Priorities USA was far less subtle than the Johnson campaign, titling the advertisement “I Love War” and leaving nothing to the viewer’s imagination. Sabato argues that, more than 50 years after the Daisy ad, that’s not really all that surprising.

“Trump has made all these statements but he makes so many outrageous, intemperate remarks that it’s difficult to remember them all. This ad helps voters remember the ones on nuclear weapons,” he said. “Also, we’ve been hardened since 1964. It didn’t take much to get our attention back then. Today, it takes a lot. The Daisy spot in today’s environment is cake and candy.”

The Trump campaign was not pleased with the spot. Campaign manager Kellyanne Conway called it “irresponsible” in an appearance on ABC’s Good Morning America Wednesday, accusing Priorities USA of "cherry-picking little snippets of what he said and not giving the full context of the sentence let alone the speech.”
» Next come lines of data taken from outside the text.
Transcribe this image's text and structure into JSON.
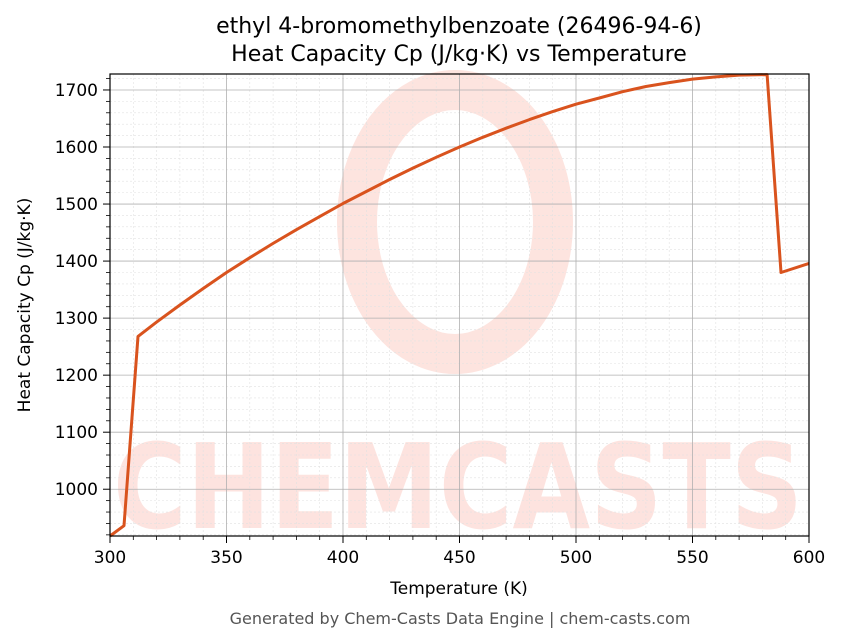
{
  "chart_data": {
    "type": "line",
    "title_line1": "ethyl 4-bromomethylbenzoate (26496-94-6)",
    "title_line2": "Heat Capacity Cp (J/kg·K) vs Temperature",
    "xlabel": "Temperature (K)",
    "ylabel": "Heat Capacity Cp (J/kg·K)",
    "xlim": [
      300,
      600
    ],
    "ylim": [
      918,
      1728
    ],
    "x_ticks": [
      300,
      350,
      400,
      450,
      500,
      550,
      600
    ],
    "y_ticks": [
      1000,
      1100,
      1200,
      1300,
      1400,
      1500,
      1600,
      1700
    ],
    "grid": true,
    "series": [
      {
        "color": "#d9531e",
        "points": [
          [
            300,
            918
          ],
          [
            306,
            936
          ],
          [
            312,
            1268
          ],
          [
            320,
            1293
          ],
          [
            330,
            1323
          ],
          [
            340,
            1352
          ],
          [
            350,
            1380
          ],
          [
            360,
            1406
          ],
          [
            370,
            1431
          ],
          [
            380,
            1455
          ],
          [
            390,
            1478
          ],
          [
            400,
            1501
          ],
          [
            410,
            1522
          ],
          [
            420,
            1543
          ],
          [
            430,
            1563
          ],
          [
            440,
            1582
          ],
          [
            450,
            1600
          ],
          [
            460,
            1617
          ],
          [
            470,
            1633
          ],
          [
            480,
            1648
          ],
          [
            490,
            1662
          ],
          [
            500,
            1675
          ],
          [
            510,
            1686
          ],
          [
            520,
            1697
          ],
          [
            530,
            1706
          ],
          [
            540,
            1713
          ],
          [
            550,
            1719
          ],
          [
            560,
            1723
          ],
          [
            570,
            1726
          ],
          [
            582,
            1727
          ],
          [
            588,
            1380
          ],
          [
            600,
            1396
          ]
        ]
      }
    ]
  },
  "watermark": {
    "text": "CHEMCASTS",
    "color": "#fde1dc"
  },
  "footer": "Generated by Chem-Casts Data Engine | chem-casts.com"
}
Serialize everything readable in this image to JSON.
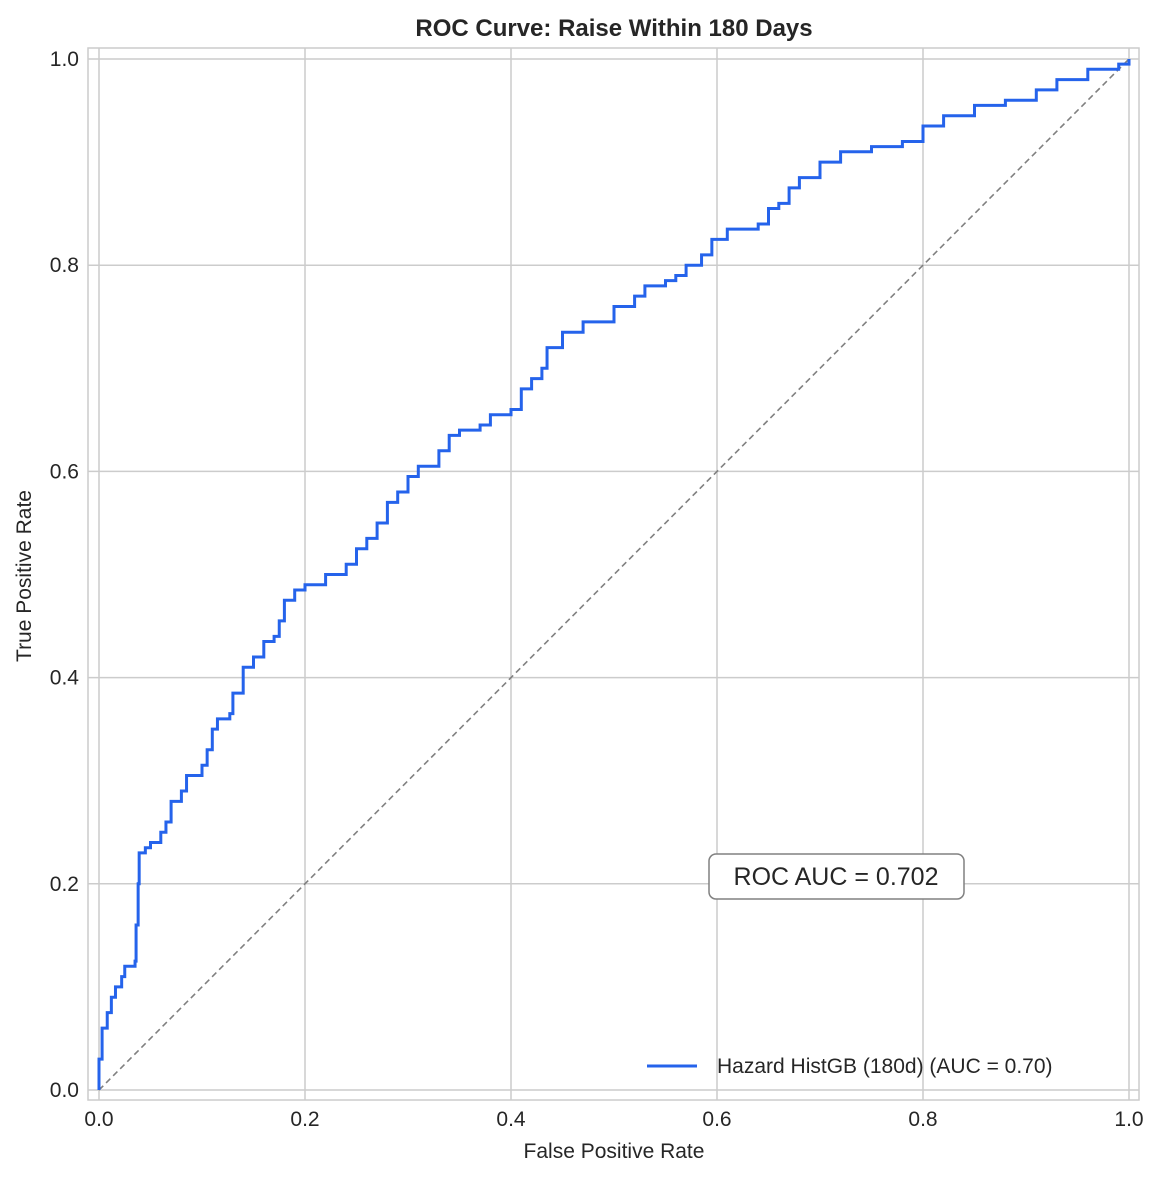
{
  "chart_data": {
    "type": "line",
    "title": "ROC Curve: Raise Within 180 Days",
    "xlabel": "False Positive Rate",
    "ylabel": "True Positive Rate",
    "xlim": [
      -0.01,
      1.01
    ],
    "ylim": [
      -0.01,
      1.01
    ],
    "xticks": [
      "0.0",
      "0.2",
      "0.4",
      "0.6",
      "0.8",
      "1.0"
    ],
    "yticks": [
      "0.0",
      "0.2",
      "0.4",
      "0.6",
      "0.8",
      "1.0"
    ],
    "grid": true,
    "legend_position": "lower right",
    "annotation": "ROC AUC = 0.702",
    "colors": {
      "curve": "#2563eb",
      "diagonal": "#808080",
      "grid": "#cccccc"
    },
    "series": [
      {
        "name": "Hazard HistGB (180d) (AUC = 0.70)",
        "style": "step",
        "x": [
          0,
          0,
          0.003,
          0.008,
          0.012,
          0.016,
          0.022,
          0.025,
          0.035,
          0.036,
          0.038,
          0.039,
          0.045,
          0.05,
          0.06,
          0.065,
          0.07,
          0.08,
          0.085,
          0.1,
          0.105,
          0.11,
          0.115,
          0.127,
          0.13,
          0.14,
          0.15,
          0.16,
          0.17,
          0.175,
          0.18,
          0.19,
          0.2,
          0.22,
          0.24,
          0.25,
          0.26,
          0.27,
          0.28,
          0.29,
          0.3,
          0.31,
          0.33,
          0.34,
          0.35,
          0.37,
          0.38,
          0.4,
          0.41,
          0.42,
          0.43,
          0.435,
          0.45,
          0.47,
          0.5,
          0.52,
          0.53,
          0.55,
          0.56,
          0.57,
          0.585,
          0.595,
          0.61,
          0.64,
          0.65,
          0.66,
          0.67,
          0.68,
          0.7,
          0.72,
          0.75,
          0.78,
          0.8,
          0.82,
          0.85,
          0.88,
          0.91,
          0.93,
          0.96,
          0.99,
          1.0
        ],
        "y": [
          0,
          0.03,
          0.06,
          0.075,
          0.09,
          0.1,
          0.11,
          0.12,
          0.125,
          0.16,
          0.2,
          0.23,
          0.235,
          0.24,
          0.25,
          0.26,
          0.28,
          0.29,
          0.305,
          0.315,
          0.33,
          0.35,
          0.36,
          0.365,
          0.385,
          0.41,
          0.42,
          0.435,
          0.44,
          0.455,
          0.475,
          0.485,
          0.49,
          0.5,
          0.51,
          0.525,
          0.535,
          0.55,
          0.57,
          0.58,
          0.595,
          0.605,
          0.62,
          0.635,
          0.64,
          0.645,
          0.655,
          0.66,
          0.68,
          0.69,
          0.7,
          0.72,
          0.735,
          0.745,
          0.76,
          0.77,
          0.78,
          0.785,
          0.79,
          0.8,
          0.81,
          0.825,
          0.835,
          0.84,
          0.855,
          0.86,
          0.875,
          0.885,
          0.9,
          0.91,
          0.915,
          0.92,
          0.935,
          0.945,
          0.955,
          0.96,
          0.97,
          0.98,
          0.99,
          0.995,
          1.0
        ]
      },
      {
        "name": "chance-diagonal",
        "style": "dashed",
        "x": [
          0,
          1
        ],
        "y": [
          0,
          1
        ]
      }
    ]
  }
}
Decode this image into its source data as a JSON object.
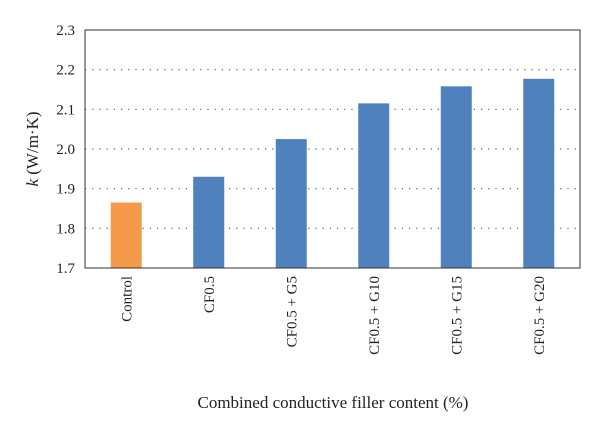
{
  "chart_data": {
    "type": "bar",
    "categories": [
      "Control",
      "CF0.5",
      "CF0.5 + G5",
      "CF0.5 + G10",
      "CF0.5 + G15",
      "CF0.5 + G20"
    ],
    "values": [
      1.865,
      1.93,
      2.025,
      2.115,
      2.158,
      2.177
    ],
    "bar_colors": [
      "#F5994A",
      "#4F81BD",
      "#4F81BD",
      "#4F81BD",
      "#4F81BD",
      "#4F81BD"
    ],
    "ylim": [
      1.7,
      2.3
    ],
    "yticks": [
      "1.7",
      "1.8",
      "1.9",
      "2.0",
      "2.1",
      "2.2",
      "2.3"
    ],
    "ylabel_symbol": "k",
    "ylabel_unit": " (W/m·K)",
    "xlabel": "Combined conductive filler content (%)",
    "grid": "horizontal-dotted",
    "legend": "none"
  }
}
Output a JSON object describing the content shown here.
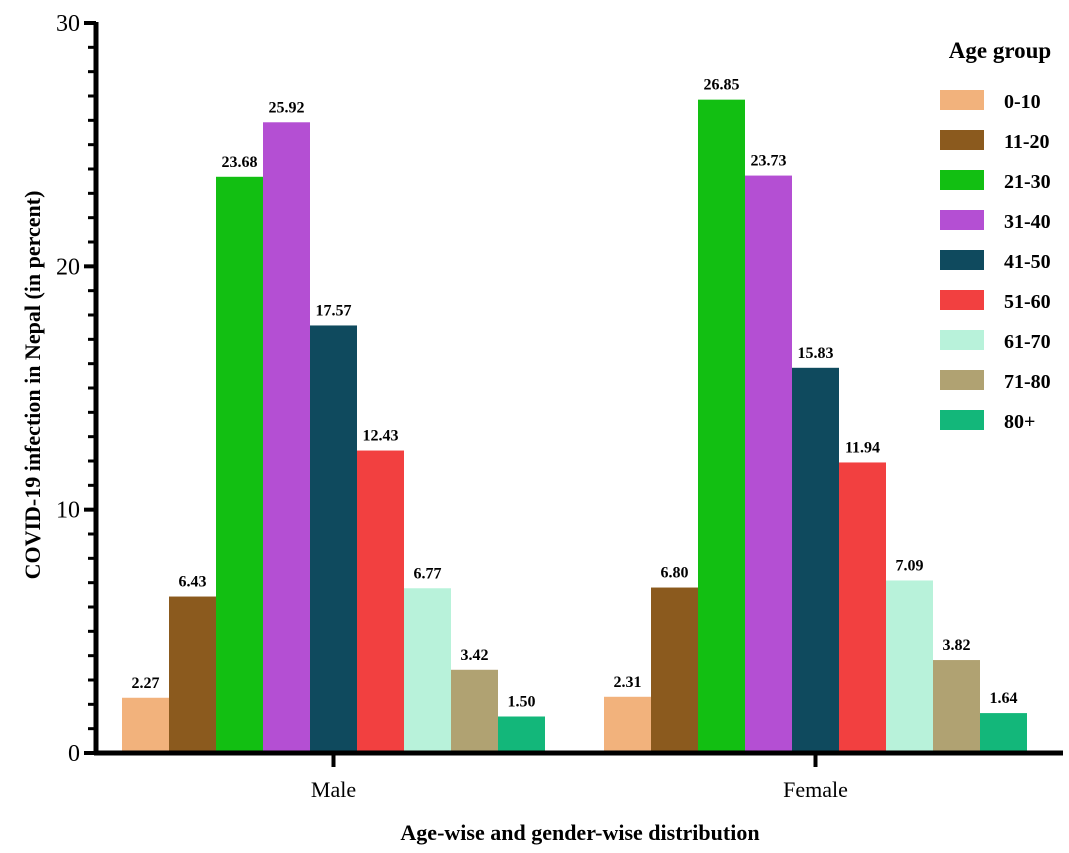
{
  "chart_data": {
    "type": "bar",
    "title": "",
    "xlabel": "Age-wise and gender-wise distribution",
    "ylabel": "COVID-19 infection in Nepal (in percent)",
    "ylim": [
      0,
      30
    ],
    "yticks": [
      "0",
      "10",
      "20",
      "30"
    ],
    "grid": false,
    "legend": {
      "title": "Age group",
      "placement": "top-right"
    },
    "categories": [
      "Male",
      "Female"
    ],
    "series": [
      {
        "name": "0-10",
        "color": "#F2B27C",
        "values": [
          2.27,
          2.31
        ],
        "labels": [
          "2.27",
          "2.31"
        ]
      },
      {
        "name": "11-20",
        "color": "#8B5A1E",
        "values": [
          6.43,
          6.8
        ],
        "labels": [
          "6.43",
          "6.80"
        ]
      },
      {
        "name": "21-30",
        "color": "#12BF12",
        "values": [
          23.68,
          26.85
        ],
        "labels": [
          "23.68",
          "26.85"
        ]
      },
      {
        "name": "31-40",
        "color": "#B44FD3",
        "values": [
          25.92,
          23.73
        ],
        "labels": [
          "25.92",
          "23.73"
        ]
      },
      {
        "name": "41-50",
        "color": "#0F4A5E",
        "values": [
          17.57,
          15.83
        ],
        "labels": [
          "17.57",
          "15.83"
        ]
      },
      {
        "name": "51-60",
        "color": "#F24040",
        "values": [
          12.43,
          11.94
        ],
        "labels": [
          "12.43",
          "11.94"
        ]
      },
      {
        "name": "61-70",
        "color": "#B8F2DA",
        "values": [
          6.77,
          7.09
        ],
        "labels": [
          "6.77",
          "7.09"
        ]
      },
      {
        "name": "71-80",
        "color": "#B0A272",
        "values": [
          3.42,
          3.82
        ],
        "labels": [
          "3.42",
          "3.82"
        ]
      },
      {
        "name": "80+",
        "color": "#13B77A",
        "values": [
          1.5,
          1.64
        ],
        "labels": [
          "1.50",
          "1.64"
        ]
      }
    ]
  }
}
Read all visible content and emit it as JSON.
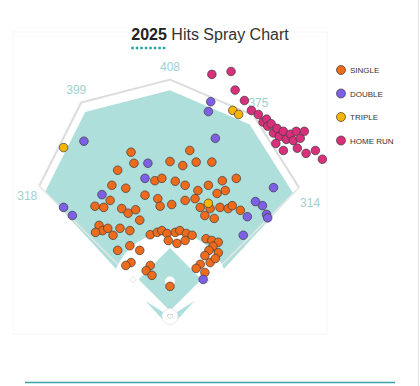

In the likely event that Trump is asked to respond to the advertisement Wednesday night, he might want to take a lesson from Goldwater’s experience in 1964. Rather than ignore the advertisement or dismiss it, he treated it with deadly seriousness and devoted a 30-minute televised speech to a response that only served to cement the association between his candidacy and the threat of nuclear war. He went on to lose 44 states in one of the most lopsided presidential contests in history.